Common symptoms of hyponatremia include nausea, vomiting, headache, confusion, fatigue, and muscle cramps, and because these overlap with dehydration symptoms, the condition can be challenging to recognise. Many runners who feel terrible in the second half of a summer long run assume they haven’t drunk enough. Sometimes, they’ve drunk too much of the wrong thing. Runners can avoid hyponatremia by balancing water intake with electrolytes, especially sodium — ensuring proper hydration without diluting the essential minerals the body needs to function well.
Building a smarter summer hydration habit
The practical shift is simpler than most runners expect. Drink steadily throughout the day and balance your water intake with electrolytes by incorporating sports drinks or electrolyte supplements into your hydration plan, especially during long runs. A useful daily check: pale yellow urine is a good sign you’re hydrated. Colourless urine, counterintuitively, can indicate you’ve drunk too much plain water and flushed out too many minerals.

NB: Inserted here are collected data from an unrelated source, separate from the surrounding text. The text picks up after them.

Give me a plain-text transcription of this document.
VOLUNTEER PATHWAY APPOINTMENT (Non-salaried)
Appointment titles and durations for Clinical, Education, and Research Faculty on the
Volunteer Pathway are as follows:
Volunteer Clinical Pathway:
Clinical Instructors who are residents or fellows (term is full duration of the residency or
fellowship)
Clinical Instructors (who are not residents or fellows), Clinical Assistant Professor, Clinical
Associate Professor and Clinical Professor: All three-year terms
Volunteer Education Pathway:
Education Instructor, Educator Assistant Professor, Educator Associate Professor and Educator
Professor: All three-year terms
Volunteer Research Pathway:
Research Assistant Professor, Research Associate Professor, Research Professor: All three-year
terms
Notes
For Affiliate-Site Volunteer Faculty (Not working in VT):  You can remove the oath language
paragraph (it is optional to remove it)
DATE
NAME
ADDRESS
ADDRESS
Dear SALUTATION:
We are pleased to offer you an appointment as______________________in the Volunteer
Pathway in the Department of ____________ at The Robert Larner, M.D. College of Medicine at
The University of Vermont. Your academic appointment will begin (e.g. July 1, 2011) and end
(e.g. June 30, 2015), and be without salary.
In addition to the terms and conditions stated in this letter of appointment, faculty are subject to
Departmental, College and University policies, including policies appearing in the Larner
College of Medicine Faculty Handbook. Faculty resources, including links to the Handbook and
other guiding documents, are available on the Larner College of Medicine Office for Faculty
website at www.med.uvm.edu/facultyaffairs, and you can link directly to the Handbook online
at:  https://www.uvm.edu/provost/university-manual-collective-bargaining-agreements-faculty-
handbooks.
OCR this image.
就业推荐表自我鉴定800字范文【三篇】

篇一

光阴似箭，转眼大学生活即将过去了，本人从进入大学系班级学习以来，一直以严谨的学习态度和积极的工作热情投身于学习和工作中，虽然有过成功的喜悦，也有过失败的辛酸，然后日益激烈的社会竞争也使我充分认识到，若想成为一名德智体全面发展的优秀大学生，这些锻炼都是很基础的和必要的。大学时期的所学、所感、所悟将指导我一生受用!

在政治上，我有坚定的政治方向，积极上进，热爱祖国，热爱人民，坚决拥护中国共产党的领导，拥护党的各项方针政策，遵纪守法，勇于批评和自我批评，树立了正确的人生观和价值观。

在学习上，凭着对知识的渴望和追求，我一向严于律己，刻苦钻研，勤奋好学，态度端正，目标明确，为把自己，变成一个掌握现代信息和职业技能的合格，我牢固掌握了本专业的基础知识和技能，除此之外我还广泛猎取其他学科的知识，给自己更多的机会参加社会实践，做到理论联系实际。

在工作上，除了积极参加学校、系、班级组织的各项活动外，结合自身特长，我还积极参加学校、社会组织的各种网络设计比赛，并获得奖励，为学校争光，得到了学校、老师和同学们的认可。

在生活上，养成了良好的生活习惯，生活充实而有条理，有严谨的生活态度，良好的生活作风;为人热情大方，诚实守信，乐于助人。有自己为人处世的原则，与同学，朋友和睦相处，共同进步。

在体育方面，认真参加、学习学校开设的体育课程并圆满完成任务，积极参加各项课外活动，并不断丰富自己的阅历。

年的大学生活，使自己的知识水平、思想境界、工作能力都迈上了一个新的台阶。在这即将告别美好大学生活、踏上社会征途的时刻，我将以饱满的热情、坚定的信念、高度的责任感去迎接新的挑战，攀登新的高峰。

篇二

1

The simplest way to find out how much fluid you lose? Weigh yourself (without clothes) before and after your run. Every kilogram you lose roughly equals one litre of fluid you need to replace. This sweat-test approach sounds fiddly but takes about thirty seconds and genuinely personalises your hydration strategy, because sweating is related to genetic factors, diet, body weight, heat acclimatisation and other physiological traits, leading to a wide variation in the amount of sweating and sodium loss across individuals.
During runs longer than 45 to 60 minutes, sipping a carb-electrolyte mix every 15 to 20 minutes helps stay ahead of dehydration and keeps energy steady. And after? Rehydrate with water or an electrolyte drink to replenish fluids and electrolytes lost during exercise, aiming for around 480–720 ml depending on how much you sweat.
One detail worth knowing: it can take between five and seven days of active exposure in hot conditions to properly acclimatise the body to extreme temperatures. During those early summer sessions, your body is losing significantly more sodium than it will once it’s adapted. That’s the week you’ll feel worst on your usual route, and the week when plain water is least adequate of all. Adjusting your electrolyte intake at the start of the season, not just when you feel awful mid-run, is the change that makes the biggest difference.
Please consult your GP or a registered sports dietitian for personalised hydration advice, particularly if you have any underlying health conditions.